During this election season, we can easily get bogged down in issues, poll results, party affiliations, debate performance critiques. But at least one person has kept his mind where it belongs — on the slopes! Warren Miller’s new autobiography, Freedom Found, chronicles his globetrotting 55-year journey, parylaying a simple love for skiing and surfing into a career as the world’s foremost ski filmmaker. While today fans clamor for tickets to the annual high-energy, entertaining event that gets us salivating for the launch of ski season, when Warren first started making ski films, he struggled to find an audience. Freedom Found details how at least eight California ski clubs declined his offer to screen his new film, but finally he was able to find an audience with the the Ski Club Alpine, a group of Southern California ski racers who constituted the leading ski club in that part of the world at the time. The showing of Deep and Light on a Friday night in a Pasadena theater in the fall of 1950, thus began Warren’s 55-year-long journey. When he went back to work the next day to support his surfing habit, he realized he would have to make a second ski film to continue finding joy in life (and support his lifestyle).

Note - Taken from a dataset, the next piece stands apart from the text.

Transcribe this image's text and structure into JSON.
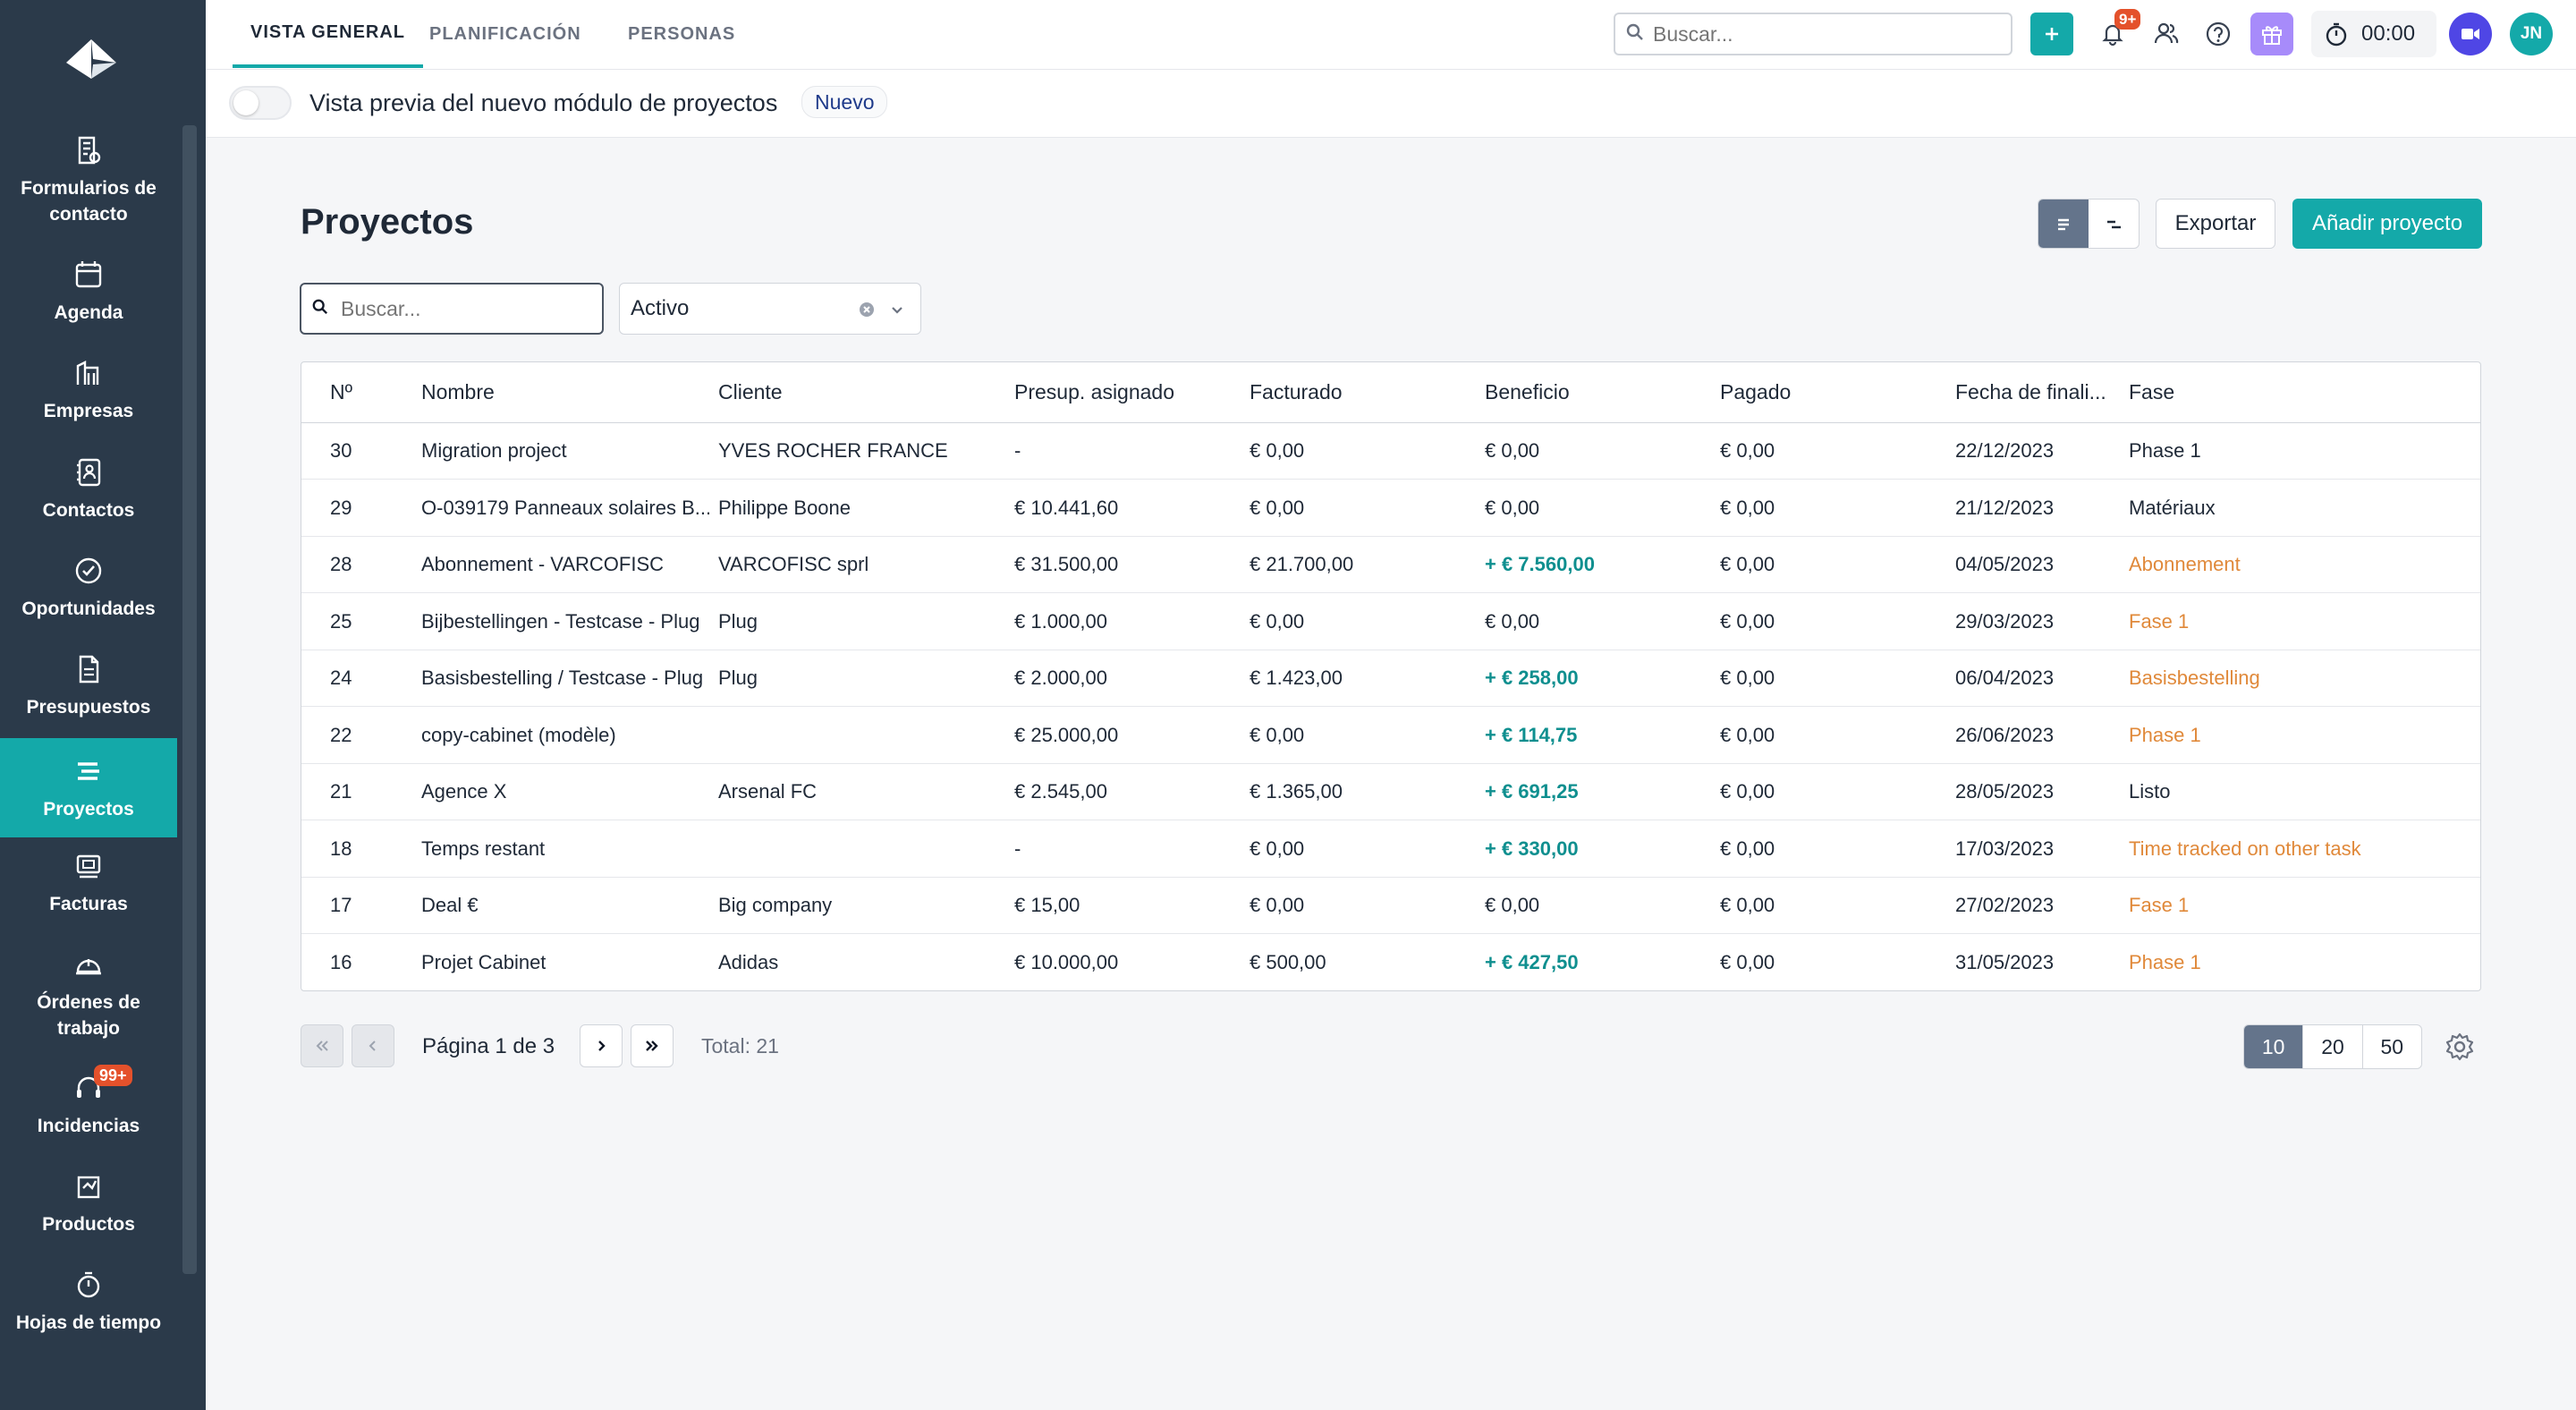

Miller eventually created more than 500 films, highlighted by the annual feature film, which at its height toured more than 250 cities, and is now in its 67th year. It was never easy, and there were frequent obstacles along the way. Freedom Found details the personal, financial, and emotional obstacles Miller faced during his career, as well as the metamorphosis of the focus of the films from extreme skiing to more commercially palatable films incorporating product placement. In 1986, Miller brought on acclaimed rock promoter Terry Bassett as his partner, and began to think about toning down his 16-hour days and hectic travel schedule. In 1990, he sold the film company to his son Kurt Miller and his partner Peter Speek. The new arrangement strained the father-son relationship, somewhat due product placement that proliferated under his son’s tenure. Kurt Miller and Speek sold the film company in 2001 to Time Inc., which had recently acquired SKI and Skiing magazines. Miller’s involvement in the film company ended in 2004. In celebration of the launch of his autobiography, Warren Miller is returning to appear in this fall’s Warren Miller Entertainment film, “Here, There and Everywhere.” Attendees will get a $7 off coupon for the book if they buy it direct from WarrenMiller.net.
In short, Freedom Found is a must-read tale of the O.G. ski bum who turned his passion into profit. While not exactly a how-to book, readers will benefit from insight into Miller’s creative ideas for starting a successful career on a shoestring budget, as well as learning what NOT to do by absorbing stories of missteps along the way.